Cytomegalovirus Replication and “Herpesvirus Burden” as Risk Factor of Cardiovascular Events in the First Year After Renal Transplantation

• Published in: Transplantation proceedings Vol. 37; no. 9; pp. 3760 - 3763
• Main Authors: Gómez, E., Laurés, A., Baltar, J.M., Melón, S., Dı́ez, B., de Oña, M.

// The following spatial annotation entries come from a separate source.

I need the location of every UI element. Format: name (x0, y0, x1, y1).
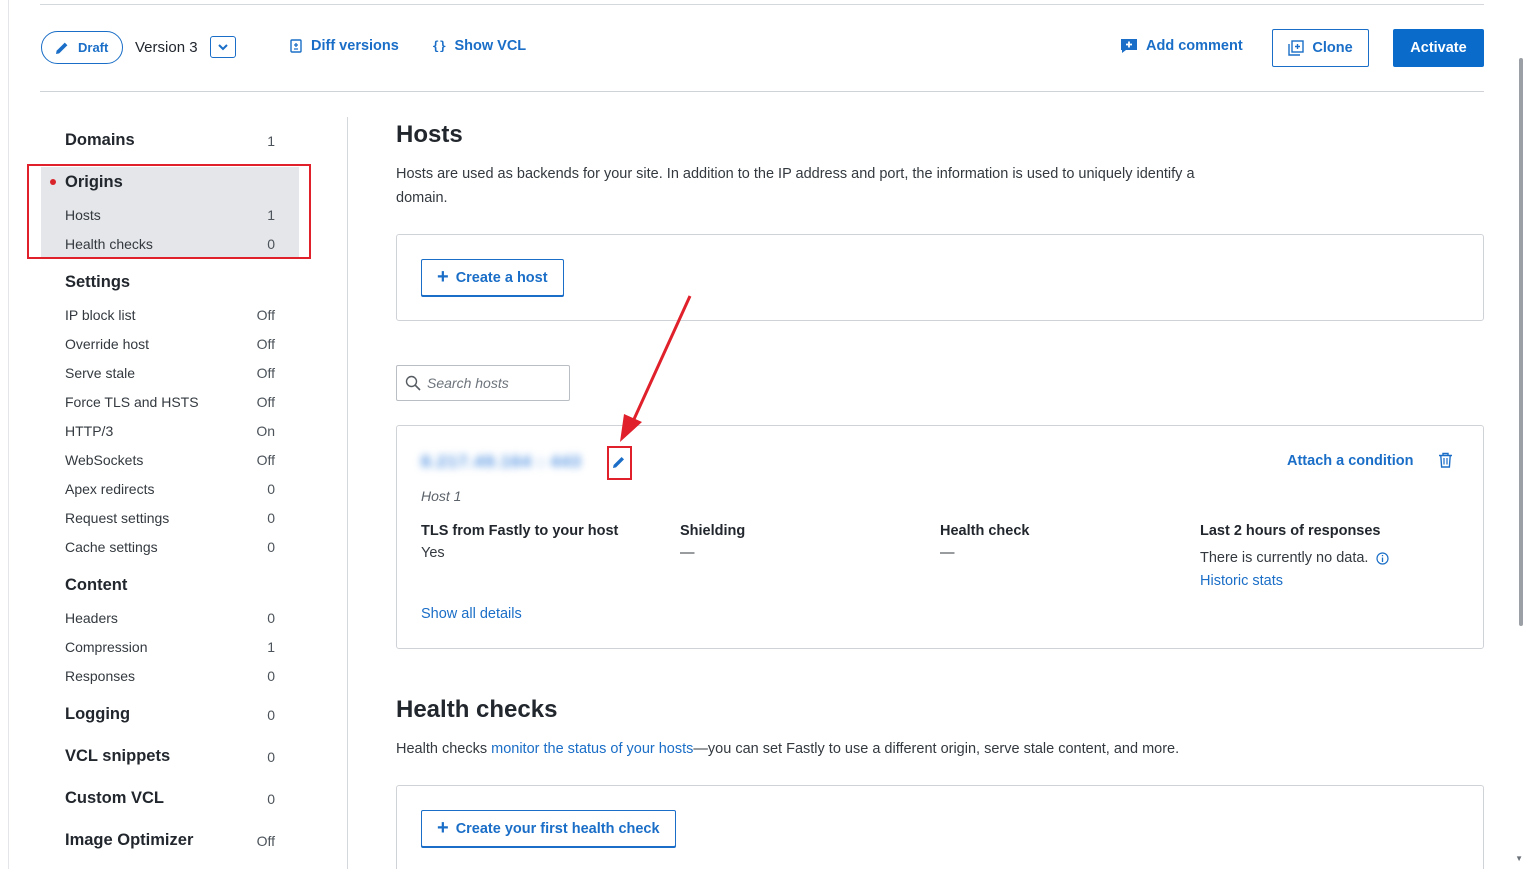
annotation-highlight-box (27, 164, 311, 259)
sidebar-item-cache-settings[interactable]: Cache settings (65, 539, 158, 555)
sidebar-value-override-host: Off (256, 336, 275, 352)
hosts-title: Hosts (396, 121, 463, 148)
health-check-value: — (940, 545, 955, 561)
version-dropdown-button[interactable] (210, 36, 236, 58)
monitor-status-link[interactable]: monitor the status of your hosts (491, 741, 693, 757)
host-address[interactable]: 8.217.49.164 : 443 (421, 452, 582, 472)
sidebar-item-serve-stale[interactable]: Serve stale (65, 365, 135, 381)
sidebar-item-image-optimizer[interactable]: Image Optimizer (65, 831, 193, 850)
left-border (8, 0, 9, 869)
sidebar-item-override-host[interactable]: Override host (65, 336, 149, 352)
sidebar-item-responses[interactable]: Responses (65, 668, 135, 684)
plus-icon: + (437, 816, 449, 839)
sidebar-item-domains[interactable]: Domains (65, 131, 135, 150)
annotation-arrow-icon (620, 295, 692, 442)
sidebar-value-image-optimizer: Off (256, 833, 275, 849)
shielding-label: Shielding (680, 523, 746, 539)
braces-icon: {} (432, 39, 447, 53)
show-all-details-link[interactable]: Show all details (421, 606, 522, 622)
search-hosts-input[interactable] (427, 375, 557, 391)
sidebar-item-settings[interactable]: Settings (65, 273, 130, 292)
health-checks-desc-text: Health checks (396, 741, 492, 757)
show-vcl-label: Show VCL (454, 38, 527, 54)
clone-button[interactable]: Clone (1272, 29, 1369, 67)
sidebar-value-vcl-snippets: 0 (267, 749, 275, 765)
sidebar-value-compression: 1 (267, 639, 275, 655)
sidebar-value-http3: On (256, 423, 275, 439)
create-health-check-panel: + Create your first health check (396, 785, 1484, 869)
version-label: Version 3 (135, 39, 198, 56)
trash-icon[interactable] (1438, 452, 1453, 468)
sidebar-value-force-tls: Off (256, 394, 275, 410)
sidebar-value-logging: 0 (267, 707, 275, 723)
sidebar-item-content[interactable]: Content (65, 576, 127, 595)
add-comment-link[interactable]: Add comment (1120, 38, 1243, 54)
sidebar-value-apex-redirects: 0 (267, 481, 275, 497)
hosts-description: Hosts are used as backends for your site… (396, 166, 1195, 206)
pencil-icon (56, 42, 68, 54)
health-checks-desc-text-end: —you can set Fastly to use a different o… (693, 741, 1180, 757)
comment-add-icon (1121, 39, 1137, 53)
tls-value: Yes (421, 545, 445, 561)
diff-versions-link[interactable]: Diff versions (289, 38, 399, 54)
sidebar-item-apex-redirects[interactable]: Apex redirects (65, 481, 154, 497)
clone-label: Clone (1312, 40, 1353, 56)
scroll-down-icon[interactable]: ▼ (1515, 854, 1523, 863)
tls-label: TLS from Fastly to your host (421, 523, 619, 539)
sidebar-value-headers: 0 (267, 610, 275, 626)
responses-value: There is currently no data. (1200, 550, 1369, 566)
sidebar-item-custom-vcl[interactable]: Custom VCL (65, 789, 164, 808)
historic-stats-link[interactable]: Historic stats (1200, 573, 1283, 589)
health-checks-title: Health checks (396, 696, 558, 723)
sidebar-item-vcl-snippets[interactable]: VCL snippets (65, 747, 170, 766)
health-check-label: Health check (940, 523, 1030, 539)
page-scrollbar[interactable]: ▼ (1515, 0, 1524, 869)
header-divider (40, 91, 1484, 92)
create-health-check-label: Create your first health check (455, 820, 660, 837)
sidebar-value-domains: 1 (267, 133, 275, 149)
sidebar-item-logging[interactable]: Logging (65, 705, 130, 724)
top-divider (40, 4, 1484, 5)
chevron-down-icon (218, 44, 228, 51)
clone-icon (1288, 40, 1305, 56)
sidebar-value-custom-vcl: 0 (267, 791, 275, 807)
sidebar-value-responses: 0 (267, 668, 275, 684)
draft-status-button[interactable]: Draft (41, 31, 123, 64)
sidebar-value-request-settings: 0 (267, 510, 275, 526)
create-health-check-button[interactable]: + Create your first health check (421, 810, 676, 847)
host-name: Host 1 (421, 488, 462, 504)
create-host-label: Create a host (455, 269, 548, 286)
search-hosts-field[interactable] (396, 365, 570, 401)
add-comment-label: Add comment (1146, 38, 1243, 54)
sidebar-divider (347, 117, 348, 869)
diff-versions-label: Diff versions (311, 38, 399, 54)
create-host-panel: + Create a host (396, 234, 1484, 321)
activate-button[interactable]: Activate (1393, 29, 1484, 67)
sidebar-item-request-settings[interactable]: Request settings (65, 510, 169, 526)
health-checks-description: Health checks monitor the status of your… (396, 737, 1396, 761)
sidebar-value-serve-stale: Off (256, 365, 275, 381)
sidebar-value-cache-settings: 0 (267, 539, 275, 555)
sidebar-value-websockets: Off (256, 452, 275, 468)
sidebar-item-compression[interactable]: Compression (65, 639, 147, 655)
attach-condition-link[interactable]: Attach a condition (1287, 453, 1413, 469)
sidebar-item-websockets[interactable]: WebSockets (65, 452, 143, 468)
sidebar-item-force-tls[interactable]: Force TLS and HSTS (65, 394, 199, 410)
create-host-button[interactable]: + Create a host (421, 259, 564, 296)
shielding-value: — (680, 545, 695, 561)
plus-icon: + (437, 265, 449, 288)
responses-status: There is currently no data. (1200, 550, 1390, 566)
scrollbar-thumb[interactable] (1519, 58, 1523, 626)
sidebar-value-ip-block-list: Off (256, 307, 275, 323)
sidebar-item-headers[interactable]: Headers (65, 610, 118, 626)
annotation-edit-highlight (607, 446, 632, 480)
diff-icon (290, 39, 302, 53)
sidebar-item-ip-block-list[interactable]: IP block list (65, 307, 136, 323)
info-icon[interactable] (1376, 551, 1390, 565)
draft-label: Draft (78, 40, 109, 55)
sidebar-item-http3[interactable]: HTTP/3 (65, 423, 113, 439)
responses-label: Last 2 hours of responses (1200, 523, 1381, 539)
show-vcl-link[interactable]: {} Show VCL (432, 38, 526, 54)
search-icon (405, 375, 421, 391)
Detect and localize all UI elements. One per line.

• Format: Journal Article Conference Proceeding
• Language: English
• Published: New York, NY Elsevier Inc 01.11.2005; Elsevier Science
• Subjects: Adolescent; Adult; Aged; Atherosclerosis (general aspects, experimental research); Biological and medical sciences; Blood and lymphatic vessels; Cardiology. Vascular system; Cytomegalovirus - physiology; Cytomegalovirus Infections - epidemiology; Female; Fundamental and applied biological sciences. Psychology; Fundamental immunology; Herpes Simplex - epidemiology; Herpesviridae - physiology; Homocysteine - blood; Humans; Immunosuppressive Agents - therapeutic use; Kidney Transplantation - adverse effects; Kidney Transplantation - immunology; Male; Medical sciences; Middle Aged; Postoperative Complications - virology; Risk Factors; Surgery (general aspects). Transplantations, organ and tissue grafts. Graft diseases; Surgery of the urinary system; Time Factors; Tissue, organ and graft immunology; Virus Replication; Opportunistic infection; Herpesviridae; Alphaherpesvirinae; Cardiovascular disease; Homotransplantation; Betaherpesvirinae; Epidemiology; Kidney; Human cytomegalovirus; Infection; Vascular disease; Virus; Medicine; Treatment; Urinary system; Surgery; Viral disease; Atherosclerosis; Risk factor; Cardiovascular risk; Graft; Replication; Herpesvirus hominis; Kidney transplantation
• ISSN: 0041-1345; 1873-2623
• DOI: 10.1016/j.transproceed.2005.08.058

Cytomegalovirus (CMV) infection alone or in combination with other pathogens (“pathogen burden”) has been postulated as a factor producing arteriosclerosis in some solid organ transplant recipients. The aim of this study was to assess whether the patients with CMV replication and/or “herpesvirus burden” experienced a greater incidence of cardiovascular events during the first year after kidney transplantation. One hundred twenty-one consecutive transplant recipients were prospectively studied for CMV replication using antigenemia and polymerase chain reaction (PCR) weekly during the 4 first months, and monthly thereafter for 1 year. Simultaneously, nested-PCR for human herpes virus (HHV)-6 and HHV-7 were performed to yield a herpesvirus burden (as determined by seropositivity), including CMV, herpes simplex virus (HSV), varicella-zoster virus (VZV), and Epstein-Barr virus (EBV). The following additional parameters were analyzed: gender, age, smoking, duration of dialysis, preexistent diabetes, and preexistent cardiovascular events. After 1 year posttransplantation cardiovascular events, body mass index, arterial hypertension, number of antihypertensive drugs, use of ACE and/or ARBs inhibitors, diabetes, anemia, homocysteine, creatinine, cholesterol, HDLc, LDLc, PTH-i, proteinuria, and immunosuppression with cyclosporine or tacrolimus. CMV replication was present in 79 (65.3%) patients. Among 121 renal transplant recipients, 13 presented cardiovascular events, all associated with CMV replication ( P = .004). Neither HHV-6 or HHV-7 replication influenced this complication. All patients with these events were seropositive for CMV, HSV, VZV, and EBV, as opposed to 64.8% without them ( P = .009). Other factors that showed differences between patients with versus without events were as follows: preexistent events (76.9% vs 14.8%; P = .000), age (60 ± 10 vs 49 ± 14; P = .002), serum triglyceride value (191 ± 82 vs 135 ± 72; P = .02), and anemia (23.1% vs 5.6%; P = .05). Multiple logistic regression analysis for statistically significant variables only showed that preexistent events influenced the development of posttransplantation events (odds ratio, 27; 95% confidence interval, 4.7–154; P = .0005). In conclusion, cardiovascular events within 1 year after transplantation were more frequent among patients with CMV replication and seropositivity for other herpesviruses. An important risk factor was the presence of preexistent events.